Full Version: Statistical tests: one-tailed versus two-tailed
You're currently viewing a stripped down version of our content. View the full version with proper formatting.


I was a bit taken aback to read in a paper by Schooler et al., which was part of the recent discussion of precognition in the journal Psychology of Consciousness, this bald statement in the introduction to the outline of existing experimental evidence:
"One-tailed p values were converted to two-tailed."

(When a psi process is expected to increase an experimentally measured quantity - such as the number of correct guesses - a one-tailed p value is the probability of that quantity being at least as big as the observed value by pure chance, on the assumption that psi doesn't exist. In contrast, the two-tailed p value is the probability of the quantity being at least as far from chance expectation as the observed value, including the possibility that it will be much lower than chance expectation. So a two-tailed test would count some instances of "psi-missing" as significant results, but to make up for that it would not count as significant some of the weaker results in the expected direction.)

Now I know that sceptics tend to be keen on two-tailed tests, because most published experimental results are in the expected direction, so two-tailed tests reduce the number of significant results.

But I wonder if anyone can come up with a really valid reason why two-tailed tests are preferable, if there is an a priori expectation that the effect will act in a particular direction.

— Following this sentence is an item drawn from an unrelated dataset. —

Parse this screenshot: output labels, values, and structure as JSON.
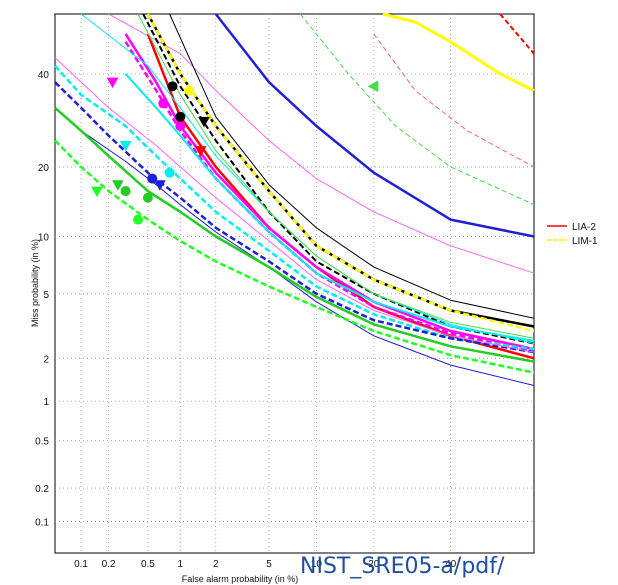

I must admit that at one stage I preferred two-tailed tests myself, but that was based on the rather woolly argument that what was being tested was the null hypothesis, and that had no preferred direction. Now I don't think that argument holds water. On the whole one-tailed tests seem more appropriate if there is a preferred direction. But it's perhaps partly a matter of taste. The only really vital thing is that the form of the test must be decided before the data have been seen - which is why I'm particularly surprised that Schooler et al. would make a post hoc alteration to the reported results they are presenting.